Stepan Bandera wurde am 1. Januar 1909 in Staryj Uhryniw geboren, einem Dorf in Ostgalizien, der östlichsten Provinz der Habsburger Monarchie. Seine Heimat war von Ukrainern, Polen, Juden, Deutschen, Tschechen und anderen ethnischen Gruppen bewohnt, von denen vor allem Ukrainer und Polen rivalisierten und sich im Nationalismus gegenseitig überstiegen. Juden hingegen wurden zum Feind beider nationalen Gruppen stilisiert, wobei sie in diesem Teil Europas im Holocaust überwiegend von ihren ukrainischen Nachbarn und den Deutschen ermordet werden sollten. Da der ukrainische Staat erst 1991 entstanden ist, waren Ukrainer lange verschiedenen imperialen und nationalen Politiken ausgesetzt. Obwohl dies aus nationaler Sicht bis heute als ungünstig interpretiert wird, förderte es die Vielfalt der ukrainischen Kultur und Identität. Nach der Russischen Revolution proklamierten ukrainische Politiker im November 1917 einen Staat in Kiew, ein Jahr später in Lemberg einen weiteren. Ihre Armeen waren jedoch zu schwach, um sich erfolgreich gegen Polen und Russen zu verteidigen, die die Ukraine als ihren eigenen Territorien zugehörig verstanden. Aufgrund dieser Entwicklungen lebten in der Zwischenkriegszeit etwa 80 Prozent aller Ukrainer in der sowjetischen Ukraine und etwa 20 Prozent in Polen.

Europäischer Faschismus und Entwicklung der OUN

Nach dem Ersten Weltkrieg befanden sich die in Polen lebenden ukrainischen Nationalisten, die immer mehr zum Faschismus neigten, in einer ähnlichen politischen Situation wie Kroaten in Jugoslawien oder Slowaken in der Tschechoslowakei. Sie mussten zuerst einen Nationalstaat aufbauen, um anschließend ein faschistisches Regime zu errichten. Ihre Bewegung wies jedoch große Ähnlichkeiten nicht nur mit der kroatischen Ustascha und Hlinkas Slowakischer Volkspartei auf, sondern auch mit der rumänischen Eisernen Garde, den ungarischen Pfeilkreuzlern und dem polnischen Nationalradikalen Lager. Benito Mussolini schulte einige OUN-Kader zusammen mit Ustascha-Kämpfern auf Sizilien. Dadurch baute die OUN besonders gute Kontakte zu den kroatischen „Freiheitskämpfern“ auf. Öffentliche Aufmerksamkeit erlangten zwischenfaschistische Netzwerke und die Rolle des Duce bei ihrer Etablierung unter anderem durch zwei Attentate 1934: Am 15. Juni ermordete die OUN in Warschau den polnischen Innenminister Bronisław Pieracki, und am 9. Oktober fielen der jugoslawische König Alexander I. Karađorđević und der französische Außenminister Louis Barthou in Marseille der Zusammenarbeit von Ustascha und Innerer Makedonischer Revolutionärer Organisation zum Opfer.

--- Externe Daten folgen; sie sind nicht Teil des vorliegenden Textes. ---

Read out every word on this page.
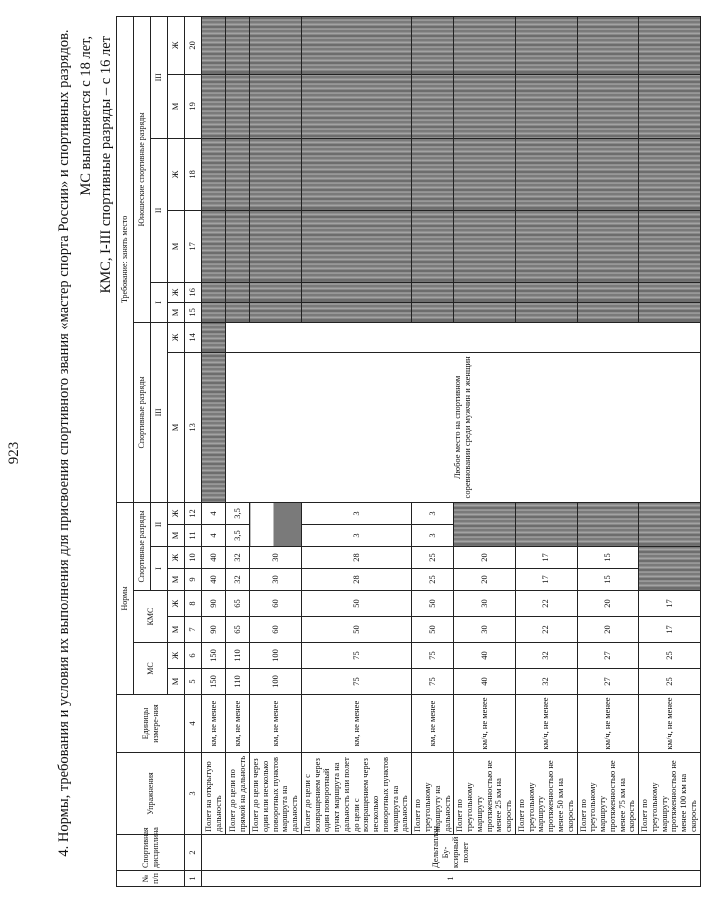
923 4. Нормы, требования и условия их выполнения для присвоения спортивного звания «мастер спорта России» и спортивных разрядов. МС выполняется с 18 лет, КМС, I-III спортивные разряды – с 16 лет
№ п/п	Спортивная дисциплина	Упражнения	Единицы измере-ния	Нормы								Требование: занять место							
				МС		КМС		Спортивные разряды				Спортивные разряды		Юношеские спортивные разряды					
								I		II		III		I		II		III	
				М	Ж	М	Ж	М	Ж	М	Ж	М	Ж	М	Ж	М	Ж	М	Ж
1	2	3	4	5	6	7	8	9	10	11	12	13	14	15	16	17	18	19	20
1	Дельтаплан Бу-ксирный полет	Полет на открытую дальность	км, не менее	150	150	90	90	40	40	4	4								
		Полет до цели по прямой на дальность	км, не менее	110	110	65	65	32	32	3,5	3,5	Любое место на спортивном соревновании среди мужчин и женщин							
		Полет до цели через один или несколько поворотных пунктов маршрута на дальность	км, не менее	100	100	60	60	30	30										
		Полет до цели с возвращением через один поворотный пункт маршрута на дальность или полет до цели с возвращением через несколько поворотных пунктов маршрута на дальность	км, не менее	75	75	50	50	28	28	3	3								
		Полет по треугольному маршруту на дальность	км, не менее	75	75	50	50	25	25	3	3								
		Полет по треугольному маршруту протяженностью не менее 25 км на скорость	км/ч, не менее	40	40	30	30	20	20										
		Полет по треугольному маршруту протяженностью не менее 50 км на скорость	км/ч, не менее	32	32	22	22	17	17										
		Полет по треугольному маршруту протяженностью не менее 75 км на скорость	км/ч, не менее	27	27	20	20	15	15										
		Полет по треугольному маршруту протяженностью не менее 100 км на скорость	км/ч, не менее	25	25	17	17												
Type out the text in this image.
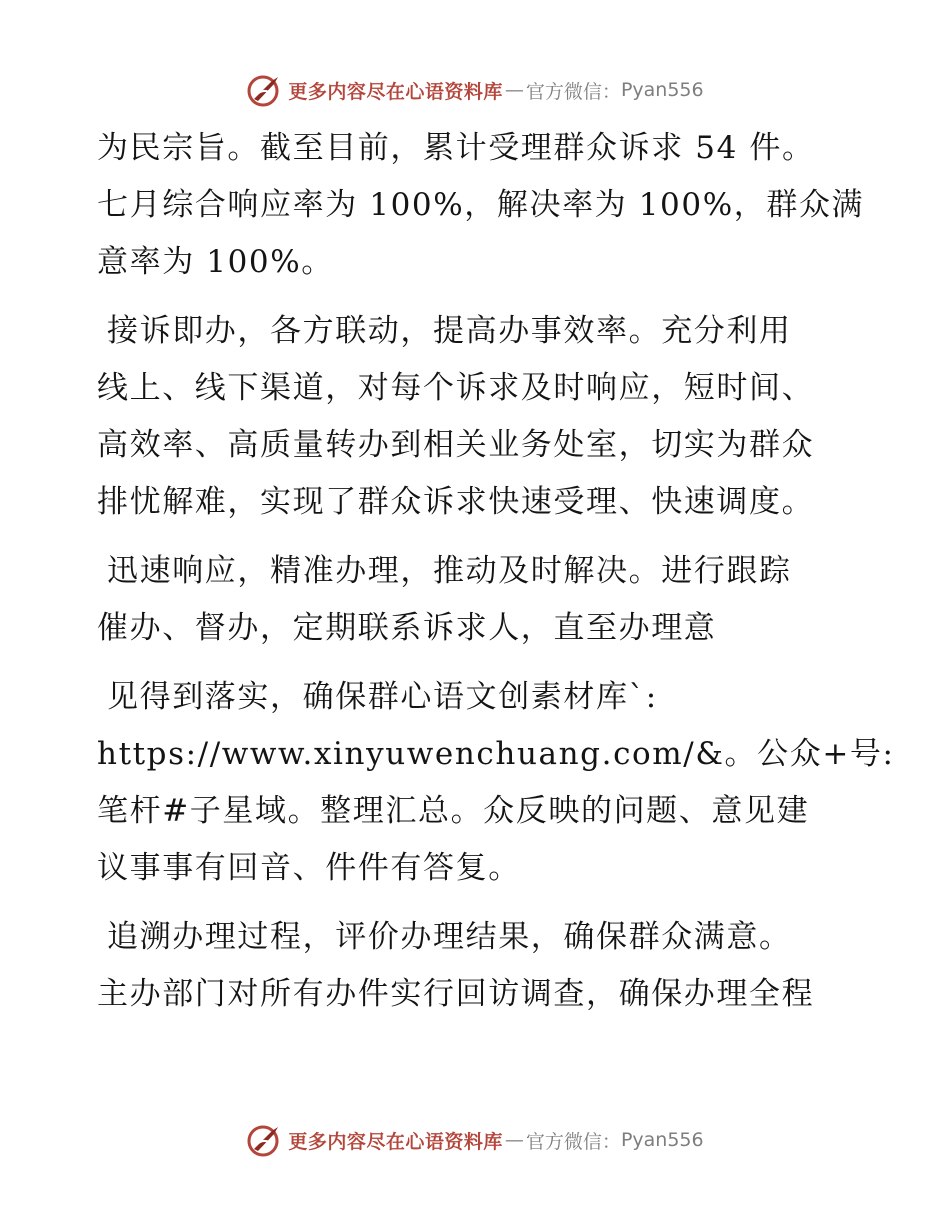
更多内容尽在心语资料库 — 官方微信： Pyan556

为民宗旨。截至目前，累计受理群众诉求 54 件。
七月综合响应率为 100%，解决率为 100%，群众满
意率为 100%。

接诉即办，各方联动，提高办事效率。充分利用
线上、线下渠道，对每个诉求及时响应，短时间、
高效率、高质量转办到相关业务处室，切实为群众
排忧解难，实现了群众诉求快速受理、快速调度。

迅速响应，精准办理，推动及时解决。进行跟踪
催办、督办，定期联系诉求人，直至办理意

见得到落实，确保群心语文创素材库`:
https://www.xinyuwenchuang.com/&。公众+号:
笔杆#子星域。整理汇总。众反映的问题、意见建
议事事有回音、件件有答复。

追溯办理过程，评价办理结果，确保群众满意。
主办部门对所有办件实行回访调查，确保办理全程

更多内容尽在心语资料库 — 官方微信： Pyan556
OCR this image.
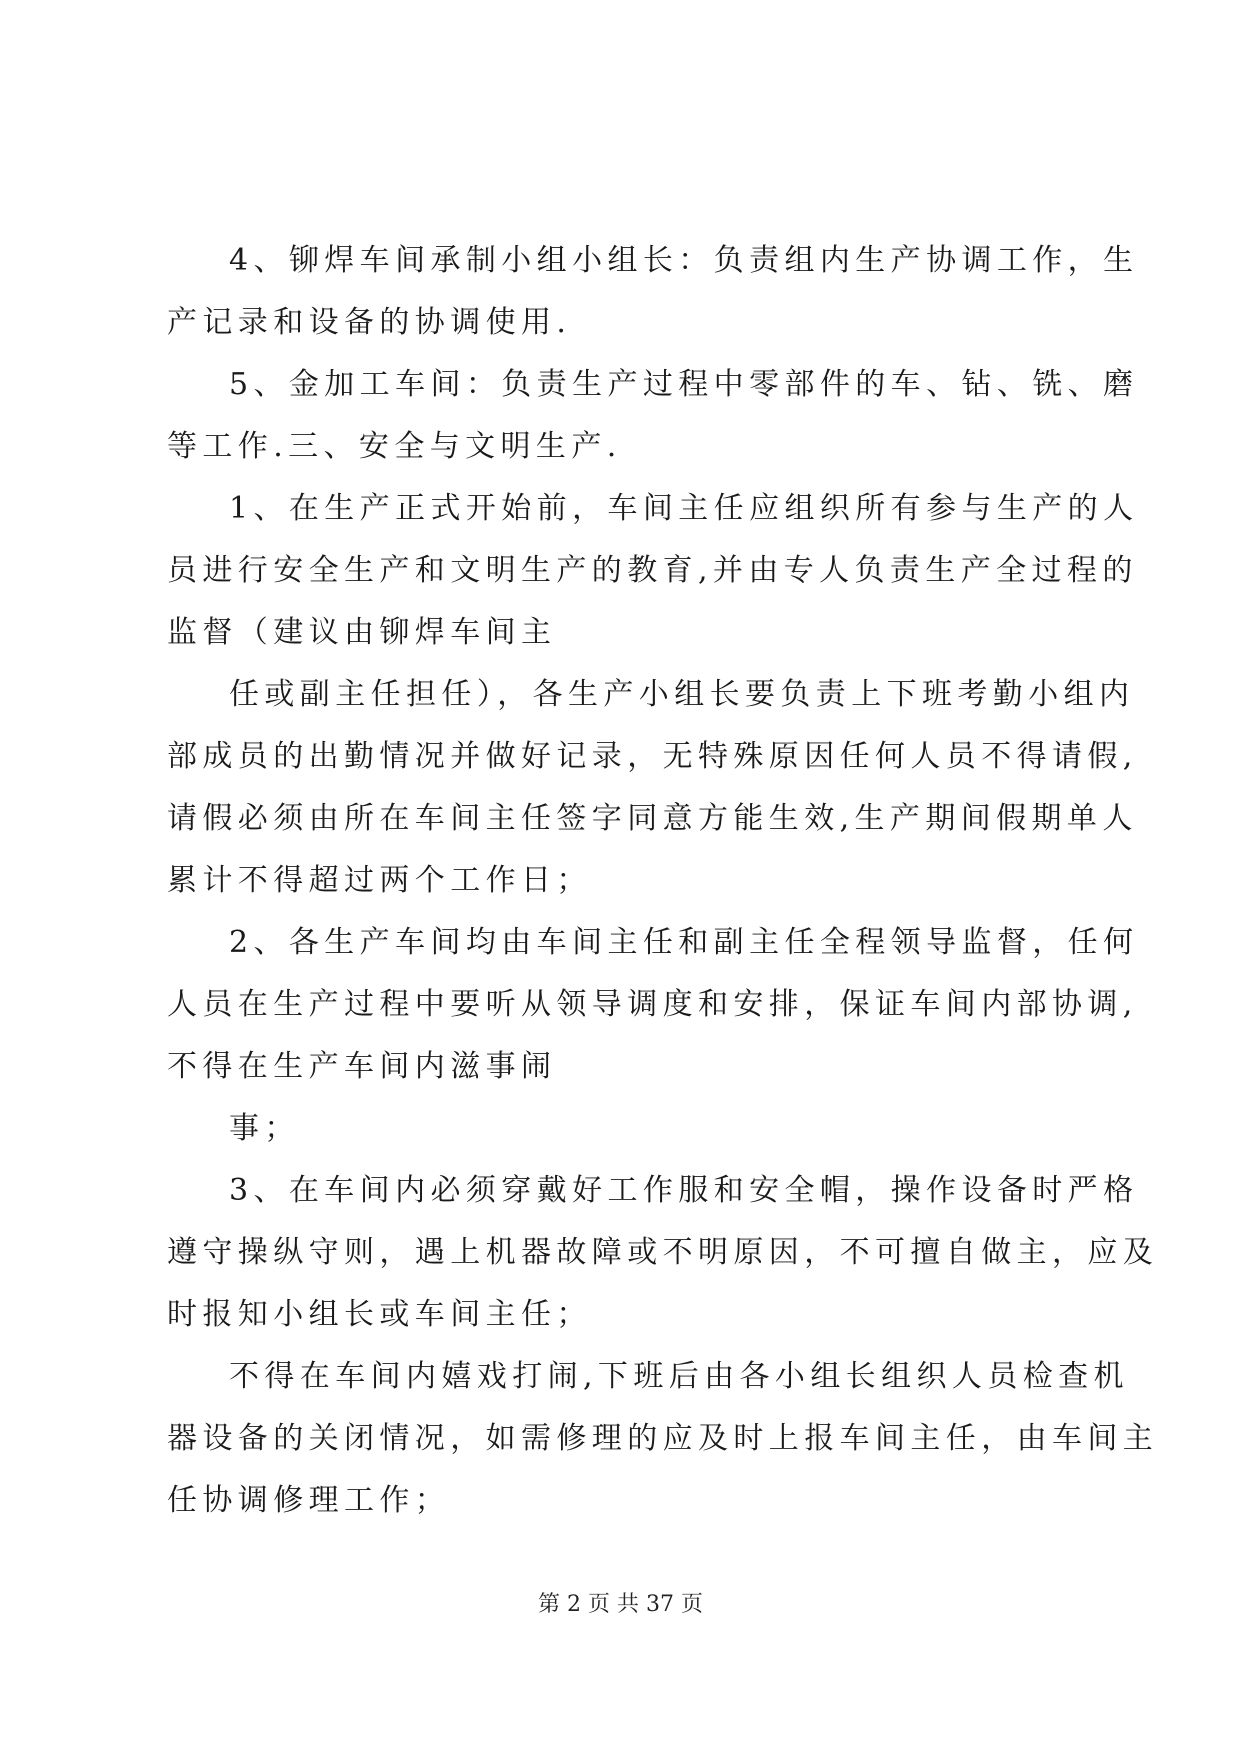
4、铆焊车间承制小组小组长：负责组内生产协调工作，生
产记录和设备的协调使用.
5、金加工车间：负责生产过程中零部件的车、钻、铣、磨
等工作.三、安全与文明生产.
1、在生产正式开始前，车间主任应组织所有参与生产的人
员进行安全生产和文明生产的教育,并由专人负责生产全过程的
监督（建议由铆焊车间主
任或副主任担任），各生产小组长要负责上下班考勤小组内
部成员的出勤情况并做好记录，无特殊原因任何人员不得请假,
请假必须由所在车间主任签字同意方能生效,生产期间假期单人
累计不得超过两个工作日；
2、各生产车间均由车间主任和副主任全程领导监督，任何
人员在生产过程中要听从领导调度和安排，保证车间内部协调,
不得在生产车间内滋事闹
事；
3、在车间内必须穿戴好工作服和安全帽，操作设备时严格
遵守操纵守则，遇上机器故障或不明原因，不可擅自做主，应及
时报知小组长或车间主任；
不得在车间内嬉戏打闹,下班后由各小组长组织人员检查机
器设备的关闭情况，如需修理的应及时上报车间主任，由车间主
任协调修理工作；
第 2 页 共 37 页
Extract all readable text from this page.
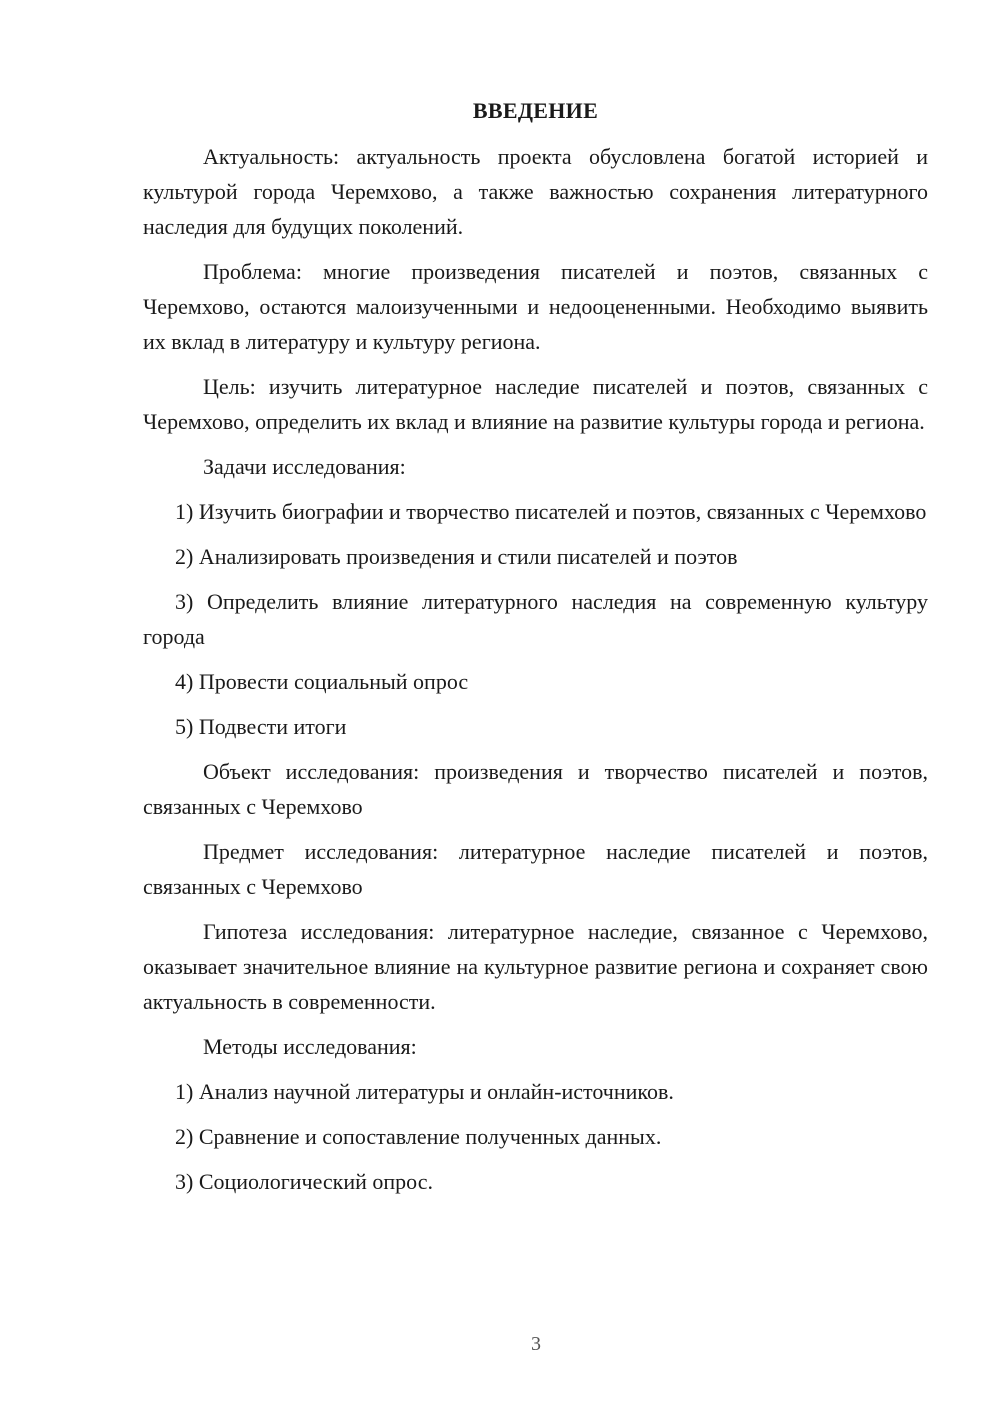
ВВЕДЕНИЕ

Актуальность: актуальность проекта обусловлена богатой историей и культурой города Черемхово, а также важностью сохранения литературного наследия для будущих поколений.

Проблема: многие произведения писателей и поэтов, связанных с Черемхово, остаются малоизученными и недооцененными. Необходимо выявить их вклад в литературу и культуру региона.

Цель: изучить литературное наследие писателей и поэтов, связанных с Черемхово, определить их вклад и влияние на развитие культуры города и региона.

Задачи исследования:

1) Изучить биографии и творчество писателей и поэтов, связанных с Черемхово

2) Анализировать произведения и стили писателей и поэтов

3) Определить влияние литературного наследия на современную культуру города

4) Провести социальный опрос

5) Подвести итоги

Объект исследования: произведения и творчество писателей и поэтов, связанных с Черемхово

Предмет исследования: литературное наследие писателей и поэтов, связанных с Черемхово

Гипотеза исследования: литературное наследие, связанное с Черемхово, оказывает значительное влияние на культурное развитие региона и сохраняет свою актуальность в современности.

Методы исследования:

1) Анализ научной литературы и онлайн-источников.

2) Сравнение и сопоставление полученных данных.

3) Социологический опрос.

3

Radikalisierung und Ethnisierung des ukrainischen Nationalismus vollzogen sich parallel zu seiner Faschisierung. Die offiziell erst 1929 gegründete OUN bestand von Anfang an aus zwei Generationen: Die ältere der um 1890 Geborenen kontrollierte die Führung im Exil. Sie hatte im Ersten Weltkrieg gekämpft, die Bewegung gegründet und die jüngere so genannte Bandera-Generation in den „Freiheitskampf“ involviert. Diese Gruppe der um 1910 Geborenen dominierte die Landesexekutive in Südostpolen. Sie kannte den Ersten Weltkrieg nur aus den Berichten ihrer Eltern und träumte davon, in einem weiteren Krieg für die Freiheit ihres Landes zu kämpfen. Der im Exil lebende Führer der gesamten OUN, Jewhen Konowalez, genoss anders als sein Nachfolger Andrij Melnyk auch den Respekt der jüngeren Generation. Umfassend faschisierte die OUN ihre Ideologie erst in den 1930er Jahren, doch einige Ideologen wie Dmytro Donzow waren bereits in den frühen 1920er Jahren davon ausgegangen, dass ukrainische Nationalisten auch ukrainische Faschisten seien. In dem 1923 veröffentlichten Artikel „Sind wir Faschisten?“ erklärte Donzow, der großen Einfluss auf die Bandera-Generation hatte, das Programm der italienischen Faschisten und folgerte: „Wenn dies das Programm des Faschismus ist, dann sind wir meinetwegen Faschisten!“ Jewhen Onazkyj argumentierte zunächst, dass die Bewegung nicht faschistisch sein könne, weil kein ukrainischer Staat existiere, in dem sie ihr faschistisches Regime aufbauen könne. Erst infolge interner Debatten änderte er seine Position und behauptete, dass der Faschismus auch eine Revolution sei, die zur Staatlichkeit führe. Mykola Sziborskyj, dessen Beziehung mit einer Jüdin zu Diskussionen in der Bewegung führte, erfand das politische System für den zukünftigen OUN-Staat und nannte es „Naziokratija“ (Diktatur der Nation). Obwohl er mehrmals betonte, dass dieses nicht faschistisch sei, enthielt sein Entwurf alle zentralen Charakteristiken eines faschistischen Staates. Der Antisemitismus wurde in der OUN unter anderem durch Wolodymyr Martynez rassistisch umgedeutet. In der 1938 veröffentlichten Broschüre „Das jüdische Problem in der Ukraine“ behauptete er, dass Juden eine fremde Rasse seien, die von Ukrainern isoliert und nach allen Kräften vom öffentlichen Leben ausgeschlossen werden sollten.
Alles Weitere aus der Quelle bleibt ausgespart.